If the environment variable MAKEFILES is defined in your current environment, then make will treat the value of this variable in a manner similar to include. The value of this variable consists of other Makefiles, separated by spaces. However, it differs from include in that the “default goal” of the Makefiles brought in through this environment variable will not take effect, and if the files defined in this environment variable contain errors, make will also ignore them.

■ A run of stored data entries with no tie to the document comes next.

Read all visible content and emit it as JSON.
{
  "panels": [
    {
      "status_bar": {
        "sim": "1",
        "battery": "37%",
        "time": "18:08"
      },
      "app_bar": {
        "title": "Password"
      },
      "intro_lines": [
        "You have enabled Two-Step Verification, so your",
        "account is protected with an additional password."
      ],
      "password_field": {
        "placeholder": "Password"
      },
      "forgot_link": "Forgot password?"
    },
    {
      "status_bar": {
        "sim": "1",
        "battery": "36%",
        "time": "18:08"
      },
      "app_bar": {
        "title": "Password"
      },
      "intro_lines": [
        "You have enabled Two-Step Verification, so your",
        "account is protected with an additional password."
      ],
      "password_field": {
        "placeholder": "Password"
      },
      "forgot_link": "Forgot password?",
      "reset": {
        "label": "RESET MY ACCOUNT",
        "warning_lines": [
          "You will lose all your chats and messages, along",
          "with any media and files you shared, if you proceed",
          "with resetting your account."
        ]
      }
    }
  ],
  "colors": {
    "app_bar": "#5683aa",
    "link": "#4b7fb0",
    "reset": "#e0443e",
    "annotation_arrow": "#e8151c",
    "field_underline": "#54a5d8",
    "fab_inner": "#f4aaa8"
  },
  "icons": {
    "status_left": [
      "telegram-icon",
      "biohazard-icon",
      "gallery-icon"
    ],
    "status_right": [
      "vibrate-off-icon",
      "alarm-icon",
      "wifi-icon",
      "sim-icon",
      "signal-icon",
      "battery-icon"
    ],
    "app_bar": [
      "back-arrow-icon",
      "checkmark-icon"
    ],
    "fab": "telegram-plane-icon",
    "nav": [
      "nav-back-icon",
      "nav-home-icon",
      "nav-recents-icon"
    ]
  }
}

But here I still recommend not using this environment variable, because once this variable is defined, every time you use make, all Makefiles will be affected by it — and this is definitely not something you want to see. I mention this only to tell you that if your Makefile behaves weirdly, you can check whether this variable is defined in your current environment.

How make Works

When GNU make runs, its execution steps are as follows (other versions of make behave similarly):

1. Read in all Makefiles.
2. Read in the other Makefiles specified by include.
3. Initialize the variables defined in the files.
4. Deduce implicit rules and analyze all rules.
5. Create dependency chains for all target files.
6. Based on the dependency relationships, decide which targets need to be regenerated.
7. Execute the commands to build them.

Steps 1–5 make up the first stage, and 6–7 make up the second stage. During the first stage, if a defined variable is used, make will expand the variable at the place where it is used. However, make does not expand everything immediately — it uses a delayed expansion strategy. If a variable appears in a dependency rule, then the variable will only be expanded when this dependency rule is determined to be used.